Weighed down by a twee, almost whimsical image, I always felt The Farmer’s Boys songwriting ability was often criminally overlooked.  Baz perhaps didn’t really help with his keyboard on an ironing board gimmick, and the pink pig shaped singles had a whiff of get-me-into-the-charts desperation about it.  But behind the façade, clearly here were four folks who knew how to pen and perform quality pop.   

Frog was the serious, slightly nerdy electronics boffin at the back – I could almost imagine him having to convince the rest of the band in the early days “No, honest Guys, we really do all have to be playing in the same key”.

Baz, as all good frontmen should, perhaps took himself a touch too seriously, but his vocal performances on Country Line, Apparently and I Built The World are first class.  Mark with his floppy fringe, and high slung bass provided the looks, but guitarist Stan was always the real star for me. 

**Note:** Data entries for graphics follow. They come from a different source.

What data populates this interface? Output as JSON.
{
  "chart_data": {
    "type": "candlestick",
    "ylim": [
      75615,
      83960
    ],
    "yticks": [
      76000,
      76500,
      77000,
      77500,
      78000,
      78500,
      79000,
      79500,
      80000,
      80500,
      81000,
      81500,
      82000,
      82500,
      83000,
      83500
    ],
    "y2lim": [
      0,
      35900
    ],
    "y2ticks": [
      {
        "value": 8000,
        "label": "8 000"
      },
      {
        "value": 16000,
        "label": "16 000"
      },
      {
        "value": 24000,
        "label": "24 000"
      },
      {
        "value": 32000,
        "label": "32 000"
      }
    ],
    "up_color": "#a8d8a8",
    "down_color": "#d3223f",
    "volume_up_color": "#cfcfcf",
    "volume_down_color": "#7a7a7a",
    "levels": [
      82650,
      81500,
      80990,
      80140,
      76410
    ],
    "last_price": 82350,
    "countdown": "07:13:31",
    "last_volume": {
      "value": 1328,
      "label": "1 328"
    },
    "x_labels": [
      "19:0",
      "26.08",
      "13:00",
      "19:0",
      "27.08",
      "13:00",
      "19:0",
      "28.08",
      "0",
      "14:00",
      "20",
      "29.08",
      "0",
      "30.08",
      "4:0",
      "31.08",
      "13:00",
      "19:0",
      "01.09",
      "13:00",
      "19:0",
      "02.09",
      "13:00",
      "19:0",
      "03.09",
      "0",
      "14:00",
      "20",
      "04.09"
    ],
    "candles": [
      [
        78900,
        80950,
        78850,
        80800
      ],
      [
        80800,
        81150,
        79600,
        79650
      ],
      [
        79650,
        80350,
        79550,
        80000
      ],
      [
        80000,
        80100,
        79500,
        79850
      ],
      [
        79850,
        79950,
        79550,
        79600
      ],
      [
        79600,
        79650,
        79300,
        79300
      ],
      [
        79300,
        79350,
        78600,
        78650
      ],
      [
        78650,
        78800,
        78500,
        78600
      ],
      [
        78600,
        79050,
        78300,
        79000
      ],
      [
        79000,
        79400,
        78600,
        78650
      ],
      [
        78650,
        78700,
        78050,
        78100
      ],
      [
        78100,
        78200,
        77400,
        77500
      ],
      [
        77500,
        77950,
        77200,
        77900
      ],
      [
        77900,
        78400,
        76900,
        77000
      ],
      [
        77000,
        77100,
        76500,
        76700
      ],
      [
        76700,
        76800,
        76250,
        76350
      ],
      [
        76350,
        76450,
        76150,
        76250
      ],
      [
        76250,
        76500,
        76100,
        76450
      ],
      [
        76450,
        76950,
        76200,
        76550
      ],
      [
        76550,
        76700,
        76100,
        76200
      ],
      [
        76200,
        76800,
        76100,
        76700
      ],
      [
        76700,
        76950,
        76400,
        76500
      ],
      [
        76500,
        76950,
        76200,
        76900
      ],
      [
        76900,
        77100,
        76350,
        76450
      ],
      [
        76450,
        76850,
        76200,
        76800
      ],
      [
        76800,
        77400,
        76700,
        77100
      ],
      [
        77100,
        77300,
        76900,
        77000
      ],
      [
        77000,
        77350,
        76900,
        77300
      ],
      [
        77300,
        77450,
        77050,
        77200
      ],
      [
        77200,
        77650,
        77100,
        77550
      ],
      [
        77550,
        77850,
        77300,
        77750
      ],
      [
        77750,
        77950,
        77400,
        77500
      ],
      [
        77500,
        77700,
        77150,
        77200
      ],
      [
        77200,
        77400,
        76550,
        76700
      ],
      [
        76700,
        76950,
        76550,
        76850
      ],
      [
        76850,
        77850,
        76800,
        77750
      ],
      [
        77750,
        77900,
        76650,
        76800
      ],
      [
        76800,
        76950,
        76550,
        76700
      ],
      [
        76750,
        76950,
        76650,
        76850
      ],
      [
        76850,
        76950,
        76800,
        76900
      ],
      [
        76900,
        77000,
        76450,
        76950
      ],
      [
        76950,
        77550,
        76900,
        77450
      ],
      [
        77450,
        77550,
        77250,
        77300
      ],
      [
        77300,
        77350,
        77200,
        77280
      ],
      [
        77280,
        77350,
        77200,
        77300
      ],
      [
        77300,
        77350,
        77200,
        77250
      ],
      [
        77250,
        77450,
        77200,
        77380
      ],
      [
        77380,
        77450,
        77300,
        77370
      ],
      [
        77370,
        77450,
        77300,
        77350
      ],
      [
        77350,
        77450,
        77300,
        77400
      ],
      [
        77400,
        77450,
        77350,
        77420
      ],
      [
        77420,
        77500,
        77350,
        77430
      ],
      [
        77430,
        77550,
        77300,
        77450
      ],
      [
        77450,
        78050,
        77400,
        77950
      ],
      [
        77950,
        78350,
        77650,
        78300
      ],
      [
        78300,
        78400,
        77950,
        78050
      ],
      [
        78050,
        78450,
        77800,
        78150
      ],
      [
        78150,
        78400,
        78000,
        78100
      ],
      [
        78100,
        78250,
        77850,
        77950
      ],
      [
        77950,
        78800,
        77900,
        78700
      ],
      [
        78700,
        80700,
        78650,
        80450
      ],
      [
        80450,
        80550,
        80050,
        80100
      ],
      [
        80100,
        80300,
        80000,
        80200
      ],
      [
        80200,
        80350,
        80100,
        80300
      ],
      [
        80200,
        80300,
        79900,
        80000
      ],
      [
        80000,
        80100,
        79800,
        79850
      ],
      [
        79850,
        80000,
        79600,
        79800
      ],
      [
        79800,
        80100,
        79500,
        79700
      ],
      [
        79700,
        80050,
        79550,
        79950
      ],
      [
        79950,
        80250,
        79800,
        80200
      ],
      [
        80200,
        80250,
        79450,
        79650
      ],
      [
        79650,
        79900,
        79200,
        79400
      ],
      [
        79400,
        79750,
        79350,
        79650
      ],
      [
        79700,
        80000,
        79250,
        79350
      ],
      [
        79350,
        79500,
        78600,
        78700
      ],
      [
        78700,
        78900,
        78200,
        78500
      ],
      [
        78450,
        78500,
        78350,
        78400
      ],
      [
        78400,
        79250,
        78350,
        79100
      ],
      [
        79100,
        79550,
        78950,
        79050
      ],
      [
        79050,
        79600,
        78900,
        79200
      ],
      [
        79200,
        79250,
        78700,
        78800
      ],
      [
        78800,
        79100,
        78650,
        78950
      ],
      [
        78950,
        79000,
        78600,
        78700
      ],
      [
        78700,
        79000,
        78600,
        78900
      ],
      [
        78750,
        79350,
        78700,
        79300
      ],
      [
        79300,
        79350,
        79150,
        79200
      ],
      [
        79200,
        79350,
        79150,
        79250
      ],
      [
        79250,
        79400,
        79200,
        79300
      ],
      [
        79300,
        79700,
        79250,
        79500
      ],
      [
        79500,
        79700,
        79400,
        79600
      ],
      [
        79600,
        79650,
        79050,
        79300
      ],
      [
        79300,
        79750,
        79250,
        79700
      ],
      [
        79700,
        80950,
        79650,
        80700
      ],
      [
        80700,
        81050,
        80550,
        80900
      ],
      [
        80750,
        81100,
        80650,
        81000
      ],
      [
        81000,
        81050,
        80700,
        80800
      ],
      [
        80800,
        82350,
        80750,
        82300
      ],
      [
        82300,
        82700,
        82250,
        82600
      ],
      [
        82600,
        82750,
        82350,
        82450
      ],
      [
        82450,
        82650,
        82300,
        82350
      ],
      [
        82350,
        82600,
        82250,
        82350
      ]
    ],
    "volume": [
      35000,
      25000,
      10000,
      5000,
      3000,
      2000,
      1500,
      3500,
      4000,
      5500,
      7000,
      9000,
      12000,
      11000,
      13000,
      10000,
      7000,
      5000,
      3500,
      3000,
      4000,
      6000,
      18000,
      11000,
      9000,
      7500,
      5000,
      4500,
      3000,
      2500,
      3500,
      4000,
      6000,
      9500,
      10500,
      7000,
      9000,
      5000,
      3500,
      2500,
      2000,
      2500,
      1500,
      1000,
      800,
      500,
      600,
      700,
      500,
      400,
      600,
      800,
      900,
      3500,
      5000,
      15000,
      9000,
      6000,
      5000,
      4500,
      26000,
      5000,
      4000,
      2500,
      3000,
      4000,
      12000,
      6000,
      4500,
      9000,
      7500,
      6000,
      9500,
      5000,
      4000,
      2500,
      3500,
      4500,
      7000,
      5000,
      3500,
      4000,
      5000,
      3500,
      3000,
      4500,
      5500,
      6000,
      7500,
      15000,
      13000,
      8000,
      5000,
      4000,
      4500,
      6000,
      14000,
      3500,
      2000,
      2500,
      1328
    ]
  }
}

Determinedly uncool, with his big glasses and side parted hair, he was I recall, (rather unkindly) once described as a “Ted Moult lookalike” in a contemporary article in the Sounds.  I have never seen anyone enjoying himself onstage quite so much as Mr T appeared to, during his solo in the middle of The Way You Made Me Cry.

It did not surprise me in the least when I discovered some years later Stan was (like myself) an NHS Biomedical Scientist, for I know from personal experience just how this particular profession both attracts and creates eccentrics.